One discussion theme was focused on the exemptions in rules for professional trustees that arise when there are “family ties”, as in the case with private trust companies and dedicated trust companies. Panellists talked about how authorities are seeking to clarify the requirements of trustees and other interested parties, such as minimum levels of experience.  

One issue discussed by Professor Bahar was what happens to trustees of a company that is founded under laws of a non-Swiss country but which is actually run in the Alpine state. Such an entity is subject to licensing requirements but as things stand, cannot be licensed. That said, foreign trustees that are not operating in or from Switzerland are not subject to these licensing requirements. 

Panellists discussed the steps practitioners need to take to get licensed and the respective roles of FINMA, Switzerland’s national regulator, and “supervisory organisations” with the powers to oversee a particular activity. Ultimately, the rules for trustee licences are set by FINMA, the conference delegates heard, and FINMA uses a risk-based approach in its work. There remains work to be done in working out which supervisory organisations industry players must affiliate with, and indeed which supervisory organisations shall receive FINMA approval.

Second panel
The second panel looked at issues of trustee regulation worldwide, drawing on experiences in jurisdictions such as the Bahamas and Liechtenstein. Speakers on this panel were Paul Davis, partner, Higgs & Johnson, Bahamas; HSH Prince Michael of Liechtenstein, executive chairman, Industrie-und Finanzkontor; and Marcus Leese, partner, Ogier.

Davis, for example, pointed out how the Bahamas, a jurisdiction with common law trust structures, foundations and other entities, has plenty of tools in the box that clients might want to use. Swiss trust clients, for example, have been able to use Bahamas-based laws for certain purposes.
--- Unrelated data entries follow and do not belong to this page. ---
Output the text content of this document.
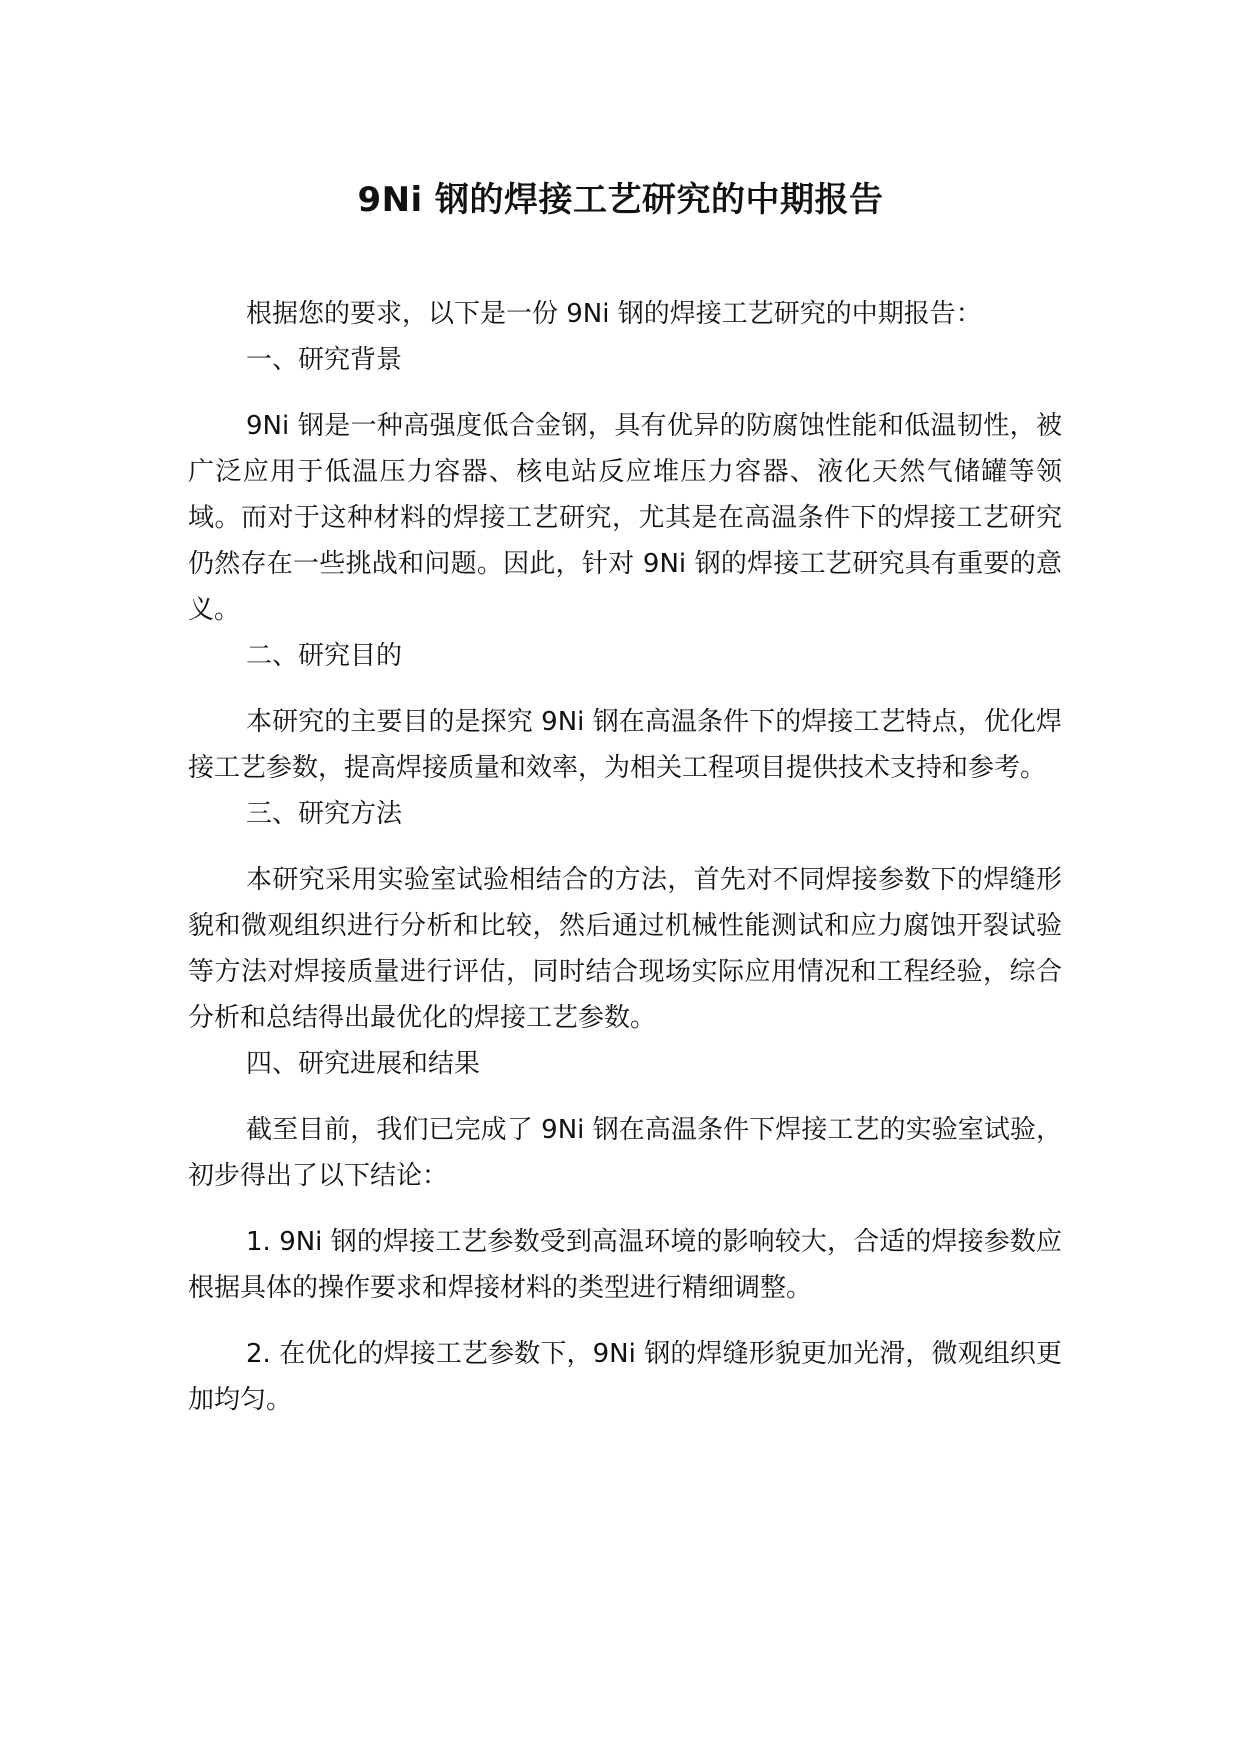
9Ni 钢的焊接工艺研究的中期报告

根据您的要求，以下是一份 9Ni 钢的焊接工艺研究的中期报告：

一、研究背景

9Ni 钢是一种高强度低合金钢，具有优异的防腐蚀性能和低温韧性，被广泛应用于低温压力容器、核电站反应堆压力容器、液化天然气储罐等领域。而对于这种材料的焊接工艺研究，尤其是在高温条件下的焊接工艺研究仍然存在一些挑战和问题。因此，针对 9Ni 钢的焊接工艺研究具有重要的意义。

二、研究目的

本研究的主要目的是探究 9Ni 钢在高温条件下的焊接工艺特点，优化焊接工艺参数，提高焊接质量和效率，为相关工程项目提供技术支持和参考。

三、研究方法

本研究采用实验室试验相结合的方法，首先对不同焊接参数下的焊缝形貌和微观组织进行分析和比较，然后通过机械性能测试和应力腐蚀开裂试验等方法对焊接质量进行评估，同时结合现场实际应用情况和工程经验，综合分析和总结得出最优化的焊接工艺参数。

四、研究进展和结果

截至目前，我们已完成了 9Ni 钢在高温条件下焊接工艺的实验室试验，初步得出了以下结论：

1. 9Ni 钢的焊接工艺参数受到高温环境的影响较大，合适的焊接参数应根据具体的操作要求和焊接材料的类型进行精细调整。

2. 在优化的焊接工艺参数下，9Ni 钢的焊缝形貌更加光滑，微观组织更加均匀。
He noted that one risk at a time of pressure for beneficial ownership disclosure was the risk of client data becoming vulnerable to hackers. 

Prince Michael, who as this publication knows has been a vocal defender of financial privacy and the importance of private property, talked about updates and recent changes in Liechtenstein laws, which he said were not particularly dramatic. He reiterated a concern that as regulations become more excessive and duplicating, the costs of running trusts goes up. This also includes a social aspect: due to the increased costs caused by regulations, the long-term protection of wealth can only be achieved for larger fortunes. This penalises especially smaller and medium-sized fortunes, which, however, are very important to the economy and society too. The protection of larger and smaller fortunes is equally important and regulations should be streamlined to be effective and affordable. 

A concern about public registers of beneficial ownership, Prince Michael said, is that they could fuel envy about wealth rather than really push back against money laundering.

Davis agreed that the cost issue is a serious one for the trusts sector. Legislation such as the US FATCA rules and others are passing more costs on to clients. “There is a smaller number of fiduciary structures and minimums are going up,” he said. 

Ogier’s Lees agreed, drawing on his experience in jurisdictions such as Guernsey, that the cost of business is rising. “Smaller families are no longer a part of the environment [for business] that we see. This pushes smaller structures to jurisdictions that are no longer regulated,” he said.

Asked if there will be a pause or event pushback to the rising volume of regulation, Davis said that is unlikely. “It would be naïve to think we are done now.” More positively, there is evidence that the market for protecting and transferring wealth is getting larger rather than smaller.